Le Mouvement pour la Démocratie était créé depuis plus de six mois. Les autres courants de l’extrême gauche s’étaient eux aussi constitués en organisations. Mais je n’étais et je ne suis toujours pas un gestionnaire ni un leader se donnant pour mission de veiller à la continuité d’une structure. Je ne conçois mon engagement qu’en fonction de l’apport que mon action peut dégager au profit de la démocratie.
Le développement de la gauche avait besoin maintenant d’un support, d’assises populaires. Chose qui ne pouvaient découler mécaniquement du seul fait de la création de structures unifiées. Au contraire, seule l’implication dans un processus d’interaction avec les masses populaires pouvait donner un sens à cette unification.
Seulement le comment faire pour déclencher ce processus ne va pas de soi. C’est bien tout un monde à découvrir.

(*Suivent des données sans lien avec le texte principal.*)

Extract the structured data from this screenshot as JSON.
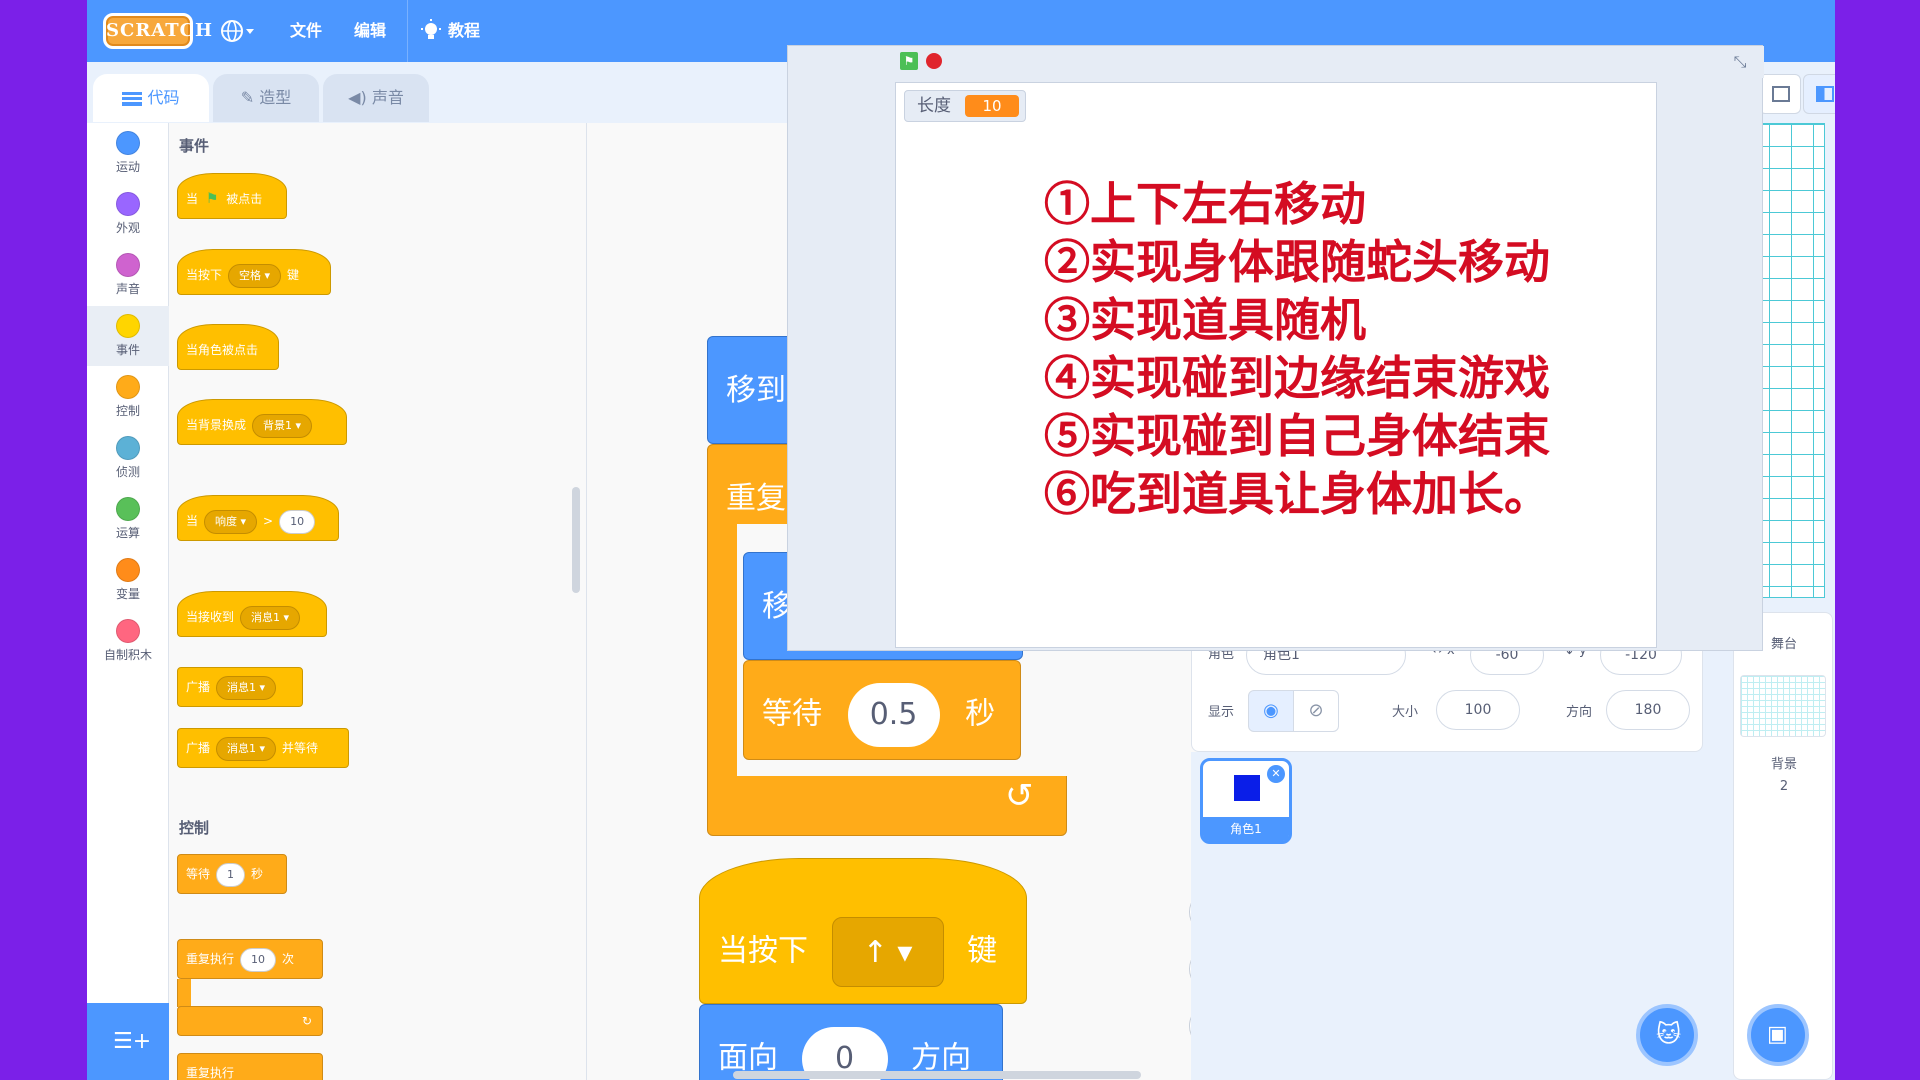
{
  "menubar": {
    "logo": "SCRATCH",
    "items": [
      "文件",
      "编辑"
    ],
    "tutorials": "教程"
  },
  "tabs": [
    "代码",
    "造型",
    "声音"
  ],
  "categories": [
    {
      "label": "运动",
      "color": "#4c97ff"
    },
    {
      "label": "外观",
      "color": "#9966ff"
    },
    {
      "label": "声音",
      "color": "#cf63cf"
    },
    {
      "label": "事件",
      "color": "#ffd500"
    },
    {
      "label": "控制",
      "color": "#ffab19"
    },
    {
      "label": "侦测",
      "color": "#5cb1d6"
    },
    {
      "label": "运算",
      "color": "#59c059"
    },
    {
      "label": "变量",
      "color": "#ff8c1a"
    },
    {
      "label": "自制积木",
      "color": "#ff6680"
    }
  ],
  "palette": {
    "events_title": "事件",
    "control_title": "控制",
    "b1": {
      "pre": "当",
      "post": "被点击"
    },
    "b2": {
      "pre": "当按下",
      "dd": "空格",
      "post": "键"
    },
    "b3": "当角色被点击",
    "b4": {
      "pre": "当背景换成",
      "dd": "背景1"
    },
    "b5": {
      "pre": "当",
      "dd": "响度",
      "op": ">",
      "val": "10"
    },
    "b6": {
      "pre": "当接收到",
      "dd": "消息1"
    },
    "b7": {
      "pre": "广播",
      "dd": "消息1"
    },
    "b8": {
      "pre": "广播",
      "dd": "消息1",
      "post": "并等待"
    },
    "c1": {
      "pre": "等待",
      "val": "1",
      "post": "秒"
    },
    "c2": {
      "pre": "重复执行",
      "val": "10",
      "post": "次"
    },
    "c3": "重复执行"
  },
  "code": {
    "move_to": "移到",
    "repeat": "重复",
    "move": "移",
    "wait": {
      "pre": "等待",
      "val": "0.5",
      "post": "秒"
    },
    "when_key": {
      "pre": "当按下",
      "key": "↑",
      "post": "键"
    },
    "point": {
      "pre": "面向",
      "val": "0",
      "post": "方向"
    }
  },
  "sprite_info": {
    "sprite_label": "角色",
    "sprite_name": "角色1",
    "x_label": "x",
    "x_value": "-60",
    "y_label": "y",
    "y_value": "-120",
    "show_label": "显示",
    "size_label": "大小",
    "size_value": "100",
    "dir_label": "方向",
    "dir_value": "180"
  },
  "sprite_list": [
    {
      "name": "角色1",
      "color": "#0a1ee8"
    }
  ],
  "stage_panel": {
    "title": "舞台",
    "backdrop_label": "背景",
    "backdrop_count": "2"
  },
  "overlay": {
    "variable_label": "长度",
    "variable_value": "10",
    "tasks": [
      "①上下左右移动",
      "②实现身体跟随蛇头移动",
      "③实现道具随机",
      "④实现碰到边缘结束游戏",
      "⑤实现碰到自己身体结束",
      "⑥吃到道具让身体加长。"
    ]
  },
  "colors": {
    "brand": "#4c97ff",
    "events": "#ffbf00",
    "control": "#ffab19",
    "task_text": "#d40c22",
    "background": "#7b20e8"
  }
}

Les élections approchaient. Quelle que soit la position que l’on adopte à leur sujet, on ne saurait nier qu’elles constituent une étape où les gens écoutent les discours, ni encore que leurs résultats déterminent le jeu politique de la phase suivante.

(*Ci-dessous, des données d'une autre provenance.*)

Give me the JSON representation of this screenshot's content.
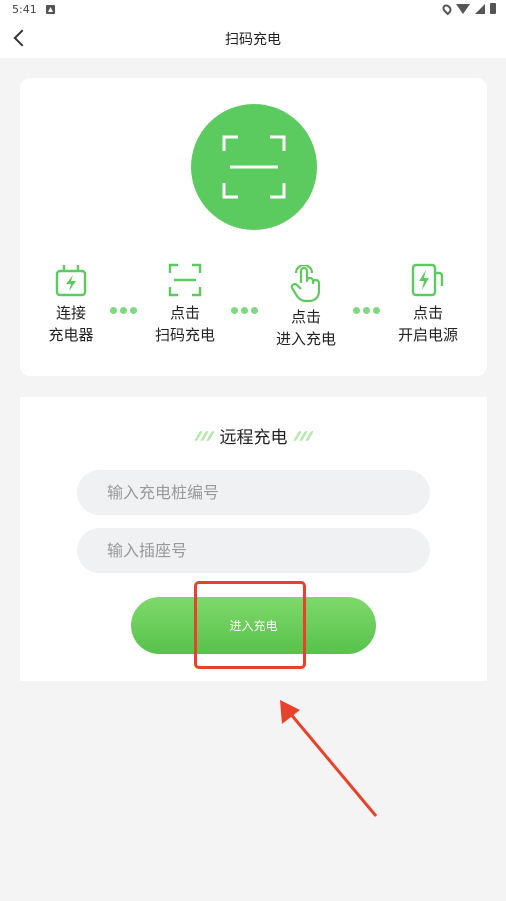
{
  "status_bar": {
    "time": "5:41"
  },
  "nav": {
    "title": "扫码充电"
  },
  "steps": [
    {
      "line1": "连接",
      "line2": "充电器",
      "icon": "plug-icon"
    },
    {
      "line1": "点击",
      "line2": "扫码充电",
      "icon": "scan-icon"
    },
    {
      "line1": "点击",
      "line2": "进入充电",
      "icon": "tap-hand-icon"
    },
    {
      "line1": "点击",
      "line2": "开启电源",
      "icon": "charging-station-icon"
    }
  ],
  "remote": {
    "title": "远程充电",
    "pile_placeholder": "输入充电桩编号",
    "socket_placeholder": "输入插座号",
    "enter_label": "进入充电"
  },
  "colors": {
    "accent": "#5ccb5f",
    "annotation": "#e8412c"
  }
}
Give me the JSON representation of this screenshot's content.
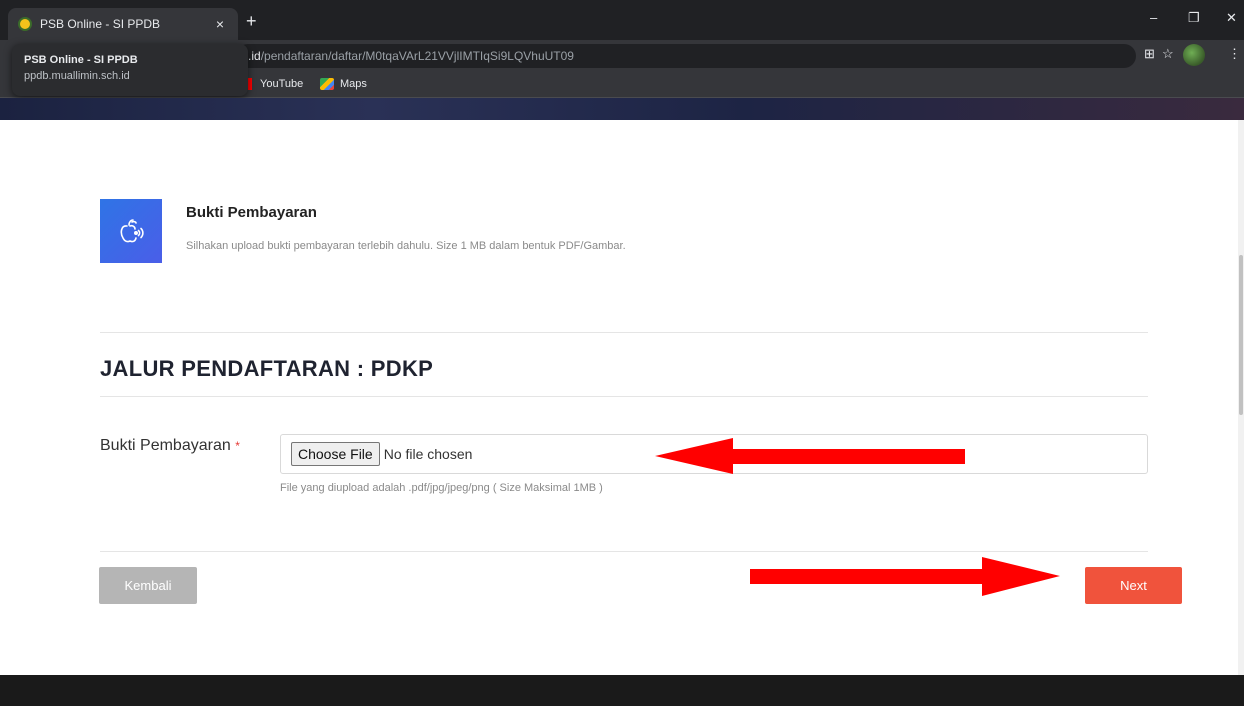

Je savais que je pouvais compter sur le soutien efficace du groupe de la rue 9 et aussi de certains jeunes d’autres rues, y compris la mienne. Ils sont la gauche des quartiers populaires. Celle qui assiste parfois aux rencontres politiques ou associatives qui ont lieu dans les salles du centre-ville, mais se tait.
Déjà lors d’une réunion, qui avait eu lieu en 1992, dans le but de me convaincre de me porter candidat aux élections, l’un d’entre-deux, Khaled Lakrad, me disait : « Vous perdez votre temps dans vos réunions qui n’en finissent pas. L’avenir de ce pays se résoudra aux coins des rues, et c’est ce que ne comprennent pas les partis politiques. Toi, si tu veux faire de la politique, tu as un capital que tout le monde dans le quartier connaît, ça ne te coûte rien d’être avec nous. Nous avons l’expérience des campagnes électorales, c’est notre candidat qui passe, parce que notre quartier est de gauche. Si l’USFP réussit, c’est parce qu’il accepte notre propre candidat et que nous nous occupons de sa campagne électorale dans les autres circonscriptions. Si tu es d’accord, la campagne c’est notre affaire. »

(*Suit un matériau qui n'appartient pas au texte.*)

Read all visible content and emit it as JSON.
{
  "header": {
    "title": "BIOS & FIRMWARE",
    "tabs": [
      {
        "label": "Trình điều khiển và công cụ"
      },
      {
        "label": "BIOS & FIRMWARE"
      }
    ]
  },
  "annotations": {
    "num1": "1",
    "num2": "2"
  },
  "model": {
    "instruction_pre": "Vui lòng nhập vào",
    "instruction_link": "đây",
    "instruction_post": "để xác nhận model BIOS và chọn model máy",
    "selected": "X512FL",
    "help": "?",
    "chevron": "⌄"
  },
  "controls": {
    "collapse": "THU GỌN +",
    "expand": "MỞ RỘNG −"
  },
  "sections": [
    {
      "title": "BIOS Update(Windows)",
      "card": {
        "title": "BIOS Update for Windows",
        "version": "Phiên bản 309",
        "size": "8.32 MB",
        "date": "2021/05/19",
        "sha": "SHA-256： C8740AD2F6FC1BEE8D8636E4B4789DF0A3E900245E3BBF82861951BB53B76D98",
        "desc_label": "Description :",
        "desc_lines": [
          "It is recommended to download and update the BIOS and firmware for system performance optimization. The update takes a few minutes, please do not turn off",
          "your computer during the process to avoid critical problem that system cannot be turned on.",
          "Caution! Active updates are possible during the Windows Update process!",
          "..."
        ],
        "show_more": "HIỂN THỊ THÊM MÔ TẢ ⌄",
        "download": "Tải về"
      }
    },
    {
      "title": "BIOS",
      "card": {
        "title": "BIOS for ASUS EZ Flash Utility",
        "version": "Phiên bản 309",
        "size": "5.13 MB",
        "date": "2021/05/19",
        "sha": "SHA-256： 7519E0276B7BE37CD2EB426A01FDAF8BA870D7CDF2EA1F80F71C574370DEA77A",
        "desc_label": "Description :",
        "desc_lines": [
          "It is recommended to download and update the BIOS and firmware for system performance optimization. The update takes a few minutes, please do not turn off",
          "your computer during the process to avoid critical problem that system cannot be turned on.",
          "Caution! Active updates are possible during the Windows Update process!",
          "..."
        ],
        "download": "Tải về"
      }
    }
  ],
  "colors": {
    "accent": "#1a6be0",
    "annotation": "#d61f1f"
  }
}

Mustafa El Gouffi, qui avait initié cette rencontre, allait dans le même sens : « Les citoyens et citoyennes de notre quartier ne sont pas très exigeants. Ils ont été atteints dans leur dignité. La vieille personne qui te paraît insignifiante lorsque tu la vois passer dans la rue te connaît, sait tout de toi et te soutiendras. Il suffit que tu descendes de ta tour d’ivoire que tu lui dises bonjour, lui serres la main et lui annonces ton intention d’être candidat aux élections. Sois certain qu’à la maison, au moment du thé, cette personne racontera dans les menus détails cette brève rencontre. Toute la famille réunie discutera et décidera que malgré sa modestie, elle compte et qu’elle fait partie maintenant d’un projet politique guidée par des gens qui n’ont pas cessé de combattre. »
C’était 1992. J’avais refusé de répondre positivement. J’étais engagé dans l’unification des militants de gauche – ce qui me laissait peu de temps –, la question des élections était encore de l’ordre du théorique non résolu et puis, aussi, ce que je pourrai faire au quotidien dans un travail de proximité n’était pas encore évident dans mon esprit.
Aujourd’hui, c’est-à-dire début 1997, je me rendais compte que j’avais manqué l’occasion de construire une expérience avec ces jeunes qui m’avaient sollicité à l’époque. Mais je ne referai pas cette erreur. C’est le moment de commencer à faire la politique avec les gens, y compris en faisant des erreurs.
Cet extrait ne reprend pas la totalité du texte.